Around 3 Million Heart Attacks Occur Every Year In India

Around 3 Million Heart Attacks Occur Every Year In India

Pune: When a 42-year-old patient complained of chest pain, his family rushed him to city-based Ruby Hall Clinic, where Dr Shirish Hiremath and his expert team immediately wheeled him into the cath lab and performed an emergency angioplasty.

A thin tube was threaded into the blood vessels of his heart to remove the blockages. A few months down the line, he is fit as a fiddle performing all his daily activities. He is one of the many young Indians to have been affected by a heart attack and one of the lucky few to have received the correct treatment and that too in time. 

Dr Santanu Guha, former president of Cardiological Society of India (CSI), said that in India, around 3 million heart attacks occur every year.

“Of these, around 1.8 million patients do not receive any important therapy like urgent angioplasty or thrombolytic therapy. Thrombolysis, also known as thrombolytic therapy, is a treatment to dissolve dangerous clots in blood vessels, improve blood flow, and prevent damage to tissues and organs. If these untreated patients can be offered this therapy by improving the setup in the non urban hospitals, that will immensely improve the care of heart attack patients in our country,” said Dr Guha.

However, strides have been made in the field of prompt treatment, so much so that mortality, which was as high as 14 per cent just a couple of decades ago, has been brought down to under 5 per cent.

Dr Shirish Hiremath, Director, Cath Lab, Ruby Hall Clinic, highlights the evolution of such life-saving procedures, and also makes a comparison with treatments offered in the West.

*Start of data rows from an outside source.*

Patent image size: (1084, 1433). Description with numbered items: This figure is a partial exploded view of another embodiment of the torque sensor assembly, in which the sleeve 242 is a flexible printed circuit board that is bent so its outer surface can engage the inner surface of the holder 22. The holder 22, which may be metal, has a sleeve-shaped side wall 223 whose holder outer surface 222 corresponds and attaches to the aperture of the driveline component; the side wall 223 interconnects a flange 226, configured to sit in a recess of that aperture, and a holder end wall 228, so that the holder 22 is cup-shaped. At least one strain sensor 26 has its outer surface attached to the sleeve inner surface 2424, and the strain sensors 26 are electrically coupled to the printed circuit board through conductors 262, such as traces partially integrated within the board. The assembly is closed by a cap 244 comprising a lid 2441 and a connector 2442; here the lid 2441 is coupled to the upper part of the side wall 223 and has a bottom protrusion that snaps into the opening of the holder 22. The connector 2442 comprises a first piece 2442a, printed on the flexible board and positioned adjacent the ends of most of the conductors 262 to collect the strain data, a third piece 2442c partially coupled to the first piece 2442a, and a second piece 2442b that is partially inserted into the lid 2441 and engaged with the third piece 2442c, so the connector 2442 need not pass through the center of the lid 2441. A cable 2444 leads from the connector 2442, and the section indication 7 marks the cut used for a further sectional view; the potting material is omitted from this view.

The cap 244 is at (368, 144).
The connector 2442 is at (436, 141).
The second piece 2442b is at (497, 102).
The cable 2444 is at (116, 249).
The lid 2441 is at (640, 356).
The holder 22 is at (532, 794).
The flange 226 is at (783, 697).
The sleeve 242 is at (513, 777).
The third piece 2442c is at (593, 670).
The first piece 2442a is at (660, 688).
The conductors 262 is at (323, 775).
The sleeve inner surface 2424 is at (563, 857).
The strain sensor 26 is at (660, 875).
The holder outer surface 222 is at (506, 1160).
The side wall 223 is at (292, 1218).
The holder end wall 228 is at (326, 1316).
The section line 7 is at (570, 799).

“In mid 80s, the clot dissolving medicines made a huge impact. These were effective if given in the first 2 to 3 hours of the attack and even paramedics were encouraged to administer these in the ambulance, at home or in the helicopter used to transport patients from remote sites. Then came an era of clot dissolving medicines called thrombolytics, which were given in one shot, as a bolus, making them more effective and easier to administer. This era gave way to Primary Angioplasty (PAMI). In PAMI, the patient is taken directly to the cath lab and the blood flow is established with a balloon, thrombus aspiration and stent, explained Dr Hiremath, who is also former President of CSI.

When compared to thrombolysis, the re-establishment of blood flow from the blocked artery is guaranteed with PAMI. This is a major reason why the entire western world has moved away from thrombolysis to PAMI and cath labs are kept open and busy 24x7. 

Bomi Bhote, CEO, Ruby Hall Clinic, said, “At Ruby Hall Clinic, we have performed over 1,00,000 procedures in one of India’s most technologically advanced cath-labs. In fact, people from rural pockets of Maharashtra also come to us for this life saving treatment.”